Editoriaux - Société - Table - 5 novembre 2014

Comment les ados françaises se jettent dans les filets de l’islamisme…

Sur le site du Figaro Madame, l’anthropologue Dounia Bouzar, cofondatrice du Centre de prévention contre les dérives sectaires liées à l’islam (CPDSI), évoque l’embrigadement des jeunes Françaises par les islamistes radicaux : certaines n’ont que 14 ans, la plupart ne sont pas issues de familles maghrébines, beaucoup sont athées. Toutes sont bonnes élèves (contrairement aux garçons « ciblés » par les islamistes, le plus souvent en échec scolaire), se projettent dans un métier altruiste – médecin, infirmière, assistante sociale – et s’en sont ouvertes sur Facebook. Il semblerait que ce soit ainsi que les « chasseurs de têtes » islamistes les repèrent. « L’une d’elles avait posté des photos d’un camp humanitaire au Burkina Faso où elle s’était rendue l’été. »

Reste ensuite à les épouvanter avec quelques photos d’enfants déchiquetés en Syrie, et à les séduire avec la perspective d’un « prince charmant barbu » grand, fort et valeureux, qui les attendrait là-bas. Tout en travaillant à détacher les liens familiaux. Elles portent le niqab à l’insu des parents. Caché sous leur lit, il leur sert même de « doudou » (sic). « Dès qu’elles arrivent là-bas, on les marie […] En les épousant, elles deviennent leur patrimoine. Quand elles sont mariées, elles sont à trois ou quatre dans une maison car il y a de la polygamie. » Puis « ils les mettent enceintes le plus tôt possible ».

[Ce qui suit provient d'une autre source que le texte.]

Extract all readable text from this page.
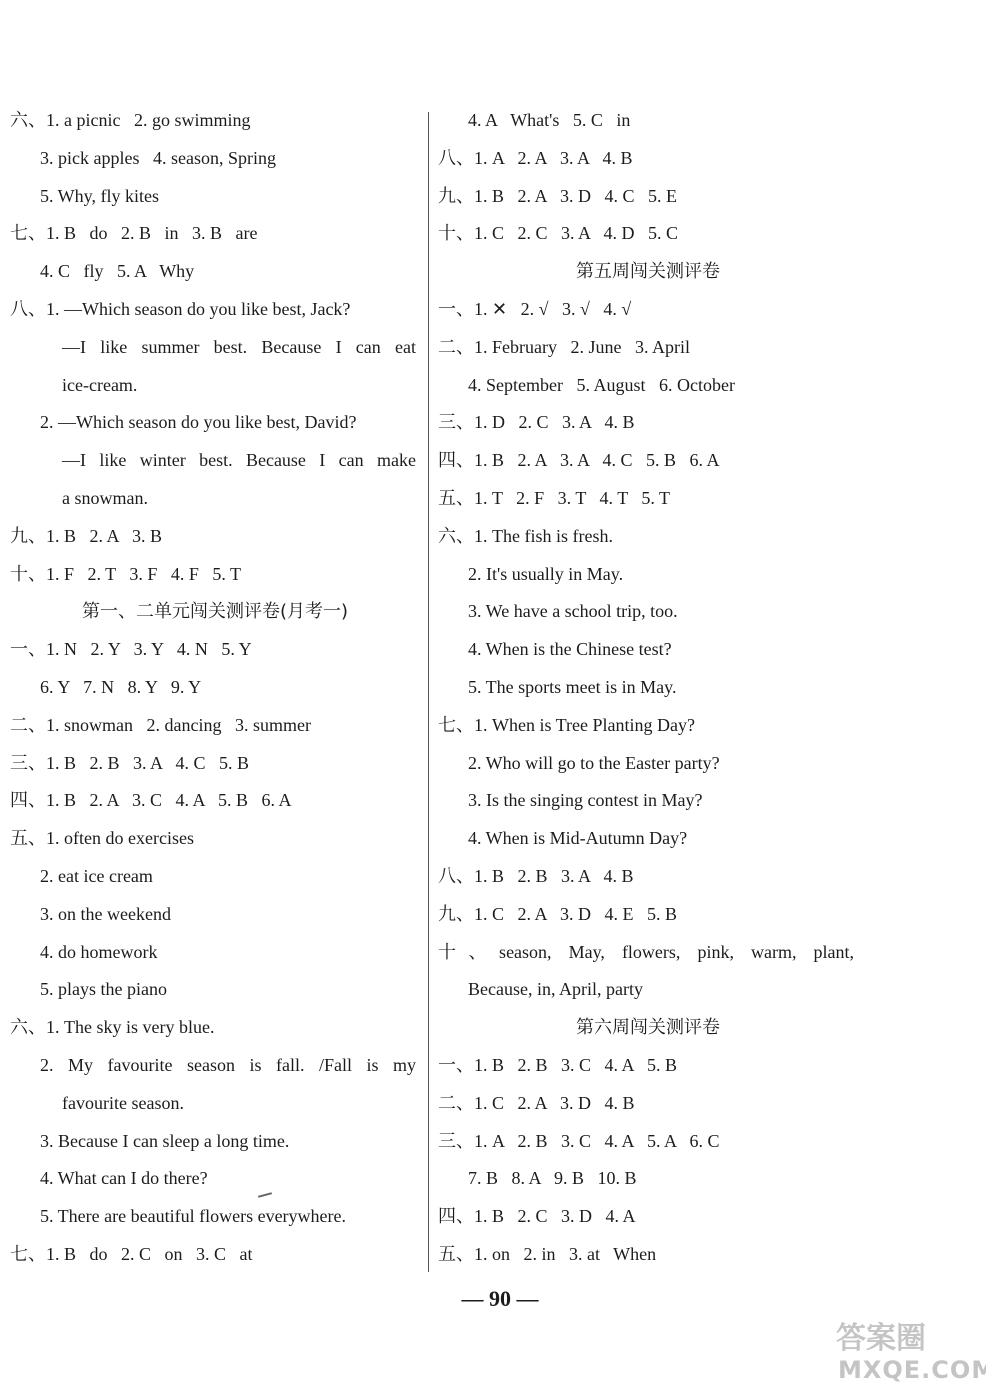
六、1. a picnic   2. go swimming
3. pick apples   4. season, Spring
5. Why, fly kites
七、1. B   do   2. B   in   3. B   are
4. C   fly   5. A   Why
八、1. —Which season do you like best, Jack?
—I like summer best. Because I can eat
ice-cream.
2. —Which season do you like best, David?
—I like winter best. Because I can make
a snowman.
九、1. B   2. A   3. B
十、1. F   2. T   3. F   4. F   5. T
第一、二单元闯关测评卷(月考一)
一、1. N   2. Y   3. Y   4. N   5. Y
6. Y   7. N   8. Y   9. Y
二、1. snowman   2. dancing   3. summer
三、1. B   2. B   3. A   4. C   5. B
四、1. B   2. A   3. C   4. A   5. B   6. A
五、1. often do exercises
2. eat ice cream
3. on the weekend
4. do homework
5. plays the piano
六、1. The sky is very blue.
2. My favourite season is fall. /Fall is my
favourite season.
3. Because I can sleep a long time.
4. What can I do there?
5. There are beautiful flowers everywhere.
七、1. B   do   2. C   on   3. C   at
4. A   What's   5. C   in
八、1. A   2. A   3. A   4. B
九、1. B   2. A   3. D   4. C   5. E
十、1. C   2. C   3. A   4. D   5. C
第五周闯关测评卷
一、1. ✕   2. √   3. √   4. √
二、1. February   2. June   3. April
4. September   5. August   6. October
三、1. D   2. C   3. A   4. B
四、1. B   2. A   3. A   4. C   5. B   6. A
五、1. T   2. F   3. T   4. T   5. T
六、1. The fish is fresh.
2. It's usually in May.
3. We have a school trip, too.
4. When is the Chinese test?
5. The sports meet is in May.
七、1. When is Tree Planting Day?
2. Who will go to the Easter party?
3. Is the singing contest in May?
4. When is Mid-Autumn Day?
八、1. B   2. B   3. A   4. B
九、1. C   2. A   3. D   4. E   5. B
十、season, May, flowers, pink, warm, plant,
Because, in, April, party
第六周闯关测评卷
一、1. B   2. B   3. C   4. A   5. B
二、1. C   2. A   3. D   4. B
三、1. A   2. B   3. C   4. A   5. A   6. C
7. B   8. A   9. B   10. B
四、1. B   2. C   3. D   4. A
五、1. on   2. in   3. at   When
— 90 —
答案圈
MXQE.COM
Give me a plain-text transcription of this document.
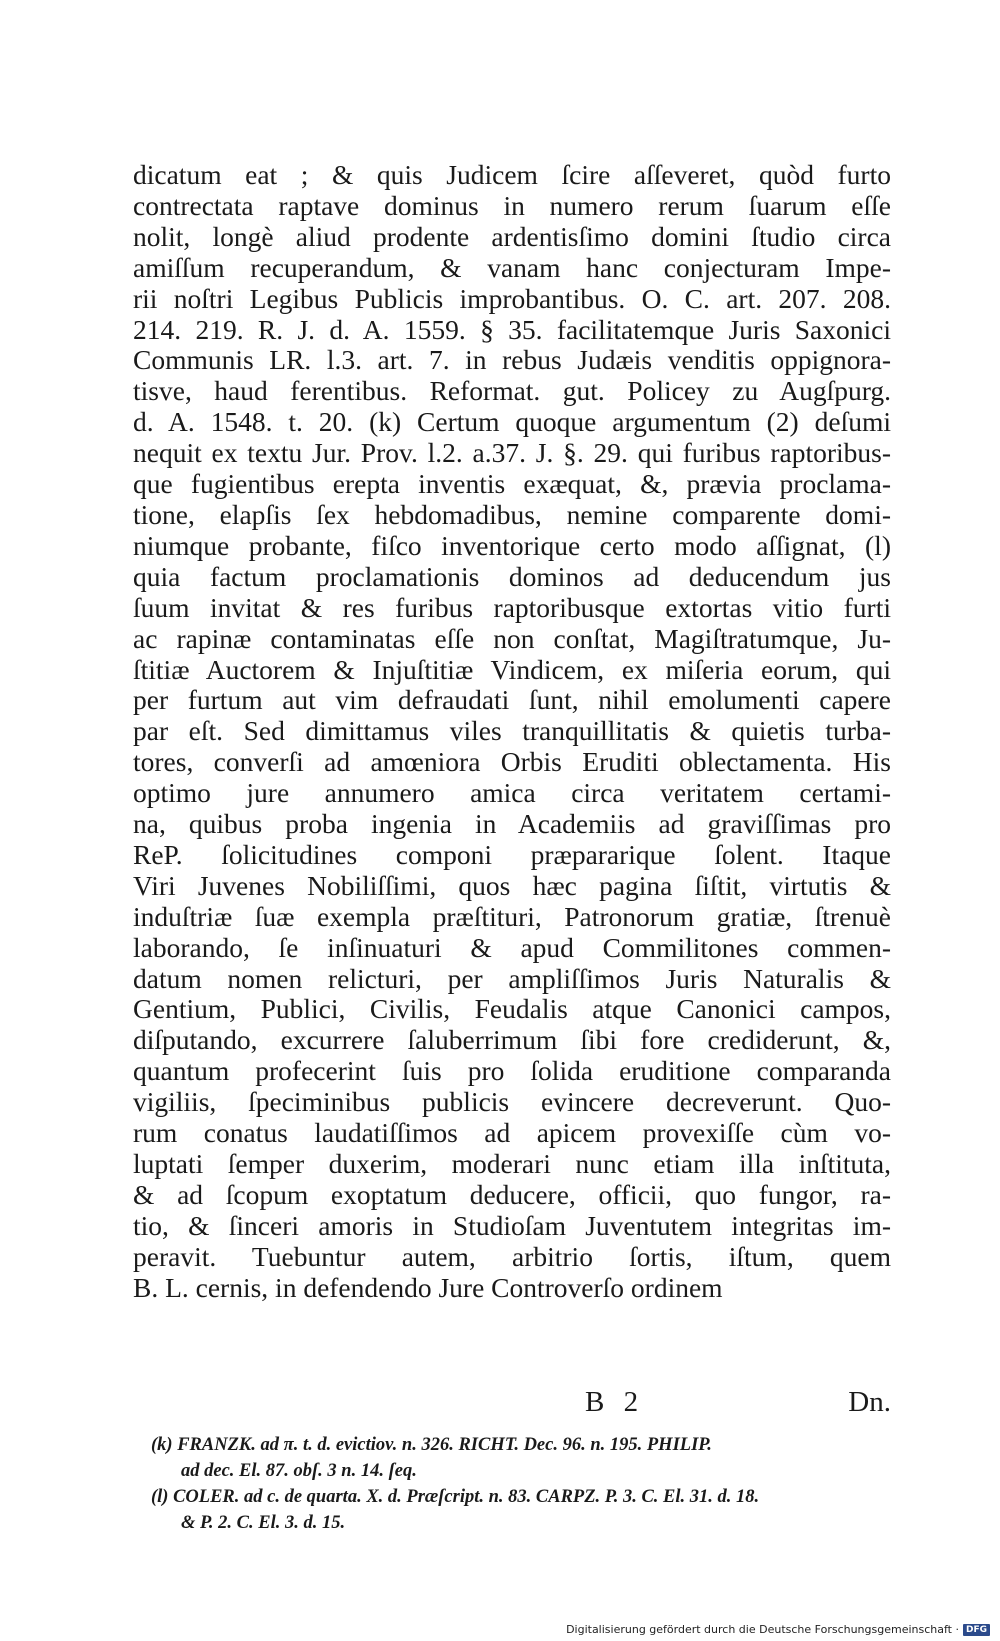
dicatum eat ; & quis Judicem ſcire aſſeveret, quòd furto
contrectata raptave dominus in numero rerum ſuarum eſſe
nolit, longè aliud prodente ardentisſimo domini ſtudio circa
amiſſum recuperandum, & vanam hanc conjecturam Impe-
rii noſtri Legibus Publicis improbantibus. O. C. art. 207. 208.
214. 219. R. J. d. A. 1559. § 35. facilitatemque Juris Saxonici
Communis LR. l.3. art. 7. in rebus Judæis venditis oppignora-
tisve, haud ferentibus. Reformat. gut. Policey zu Augſpurg.
d. A. 1548. t. 20. (k) Certum quoque argumentum (2) deſumi
nequit ex textu Jur. Prov. l.2. a.37. J. §. 29. qui furibus raptoribus-
que fugientibus erepta inventis exæquat, &, prævia proclama-
tione, elapſis ſex hebdomadibus, nemine comparente domi-
niumque probante, fiſco inventorique certo modo aſſignat, (l)
quia factum proclamationis dominos ad deducendum jus
ſuum invitat & res furibus raptoribusque extortas vitio furti
ac rapinæ contaminatas eſſe non conſtat, Magiſtratumque, Ju-
ſtitiæ Auctorem & Injuſtitiæ Vindicem, ex miſeria eorum, qui
per furtum aut vim defraudati ſunt, nihil emolumenti capere
par eſt. Sed dimittamus viles tranquillitatis & quietis turba-
tores, converſi ad amœniora Orbis Eruditi oblectamenta. His
optimo jure annumero amica circa veritatem certami-
na, quibus proba ingenia in Academiis ad graviſſimas pro
ReP. ſolicitudines componi præpararique ſolent. Itaque
Viri Juvenes Nobiliſſimi, quos hæc pagina ſiſtit, virtutis &
induſtriæ ſuæ exempla præſtituri, Patronorum gratiæ, ſtrenuè
laborando, ſe inſinuaturi & apud Commilitones commen-
datum nomen relicturi, per ampliſſimos Juris Naturalis &
Gentium, Publici, Civilis, Feudalis atque Canonici campos,
diſputando, excurrere ſaluberrimum ſibi fore crediderunt, &,
quantum profecerint ſuis pro ſolida eruditione comparanda
vigiliis, ſpeciminibus publicis evincere decreverunt. Quo-
rum conatus laudatiſſimos ad apicem provexiſſe cùm vo-
luptati ſemper duxerim, moderari nunc etiam illa inſtituta,
& ad ſcopum exoptatum deducere, officii, quo fungor, ra-
tio, & ſinceri amoris in Studioſam Juventutem integritas im-
peravit. Tuebuntur autem, arbitrio ſortis, iſtum, quem
B. L. cernis, in defendendo Jure Controverſo ordinem
B 2	Dn.
(k) FRANZK. ad π. t. d. evictiov. n. 326. RICHT. Dec. 96. n. 195. PHILIP.
ad dec. El. 87. obſ. 3 n. 14. ſeq.
(l) COLER. ad c. de quarta. X. d. Præſcript. n. 83. CARPZ. P. 3. C. El. 31. d. 18.
& P. 2. C. El. 3. d. 15.
Digitalisierung gefördert durch die Deutsche Forschungsgemeinschaft · DFG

Les parents sont démunis. La société aussi. Tout ça… pour ça ? Tant d’activisme féministe pour en arriver là ? Tandis qu’à l’Assemblée nationale, une Sandrine Mazetier cherche des poils sur les « E », tandis qu’au gouvernement, Laurence Rossignol tweete avec componction sur un point aussi essentiel que la couleur du cartable, le logiciel « féminisme », exclusivement programmé pour taper sur les doigts du monde occidental, est impuissant face à l’islamisme. C’est le bug, le trou noir. Mieux : il en fait le lit. Car ces réalités, qu’il a appelées avec mépris stéréotypes et qu’il a voulu chasser par la porte, reviennent brutalement par la fenêtre, mais caricaturées et mortifères. « Aux filles, on fait croire qu’elles vont faire de l’humanitaire et aux garçons, qu’ils vont combattre les soldats de Bachar el-Assad. » Les islamistes jouent sur la corde des sensibilités sexuées – la générosité pour les unes, la bravoure pour les autres – pour les attirer à eux : comme si, niées autoritairement par notre société « non genrée », ces spécificités cherchaient par tous les moyens à s’employer ailleurs, là où on en voulait bien, même de la pire façon.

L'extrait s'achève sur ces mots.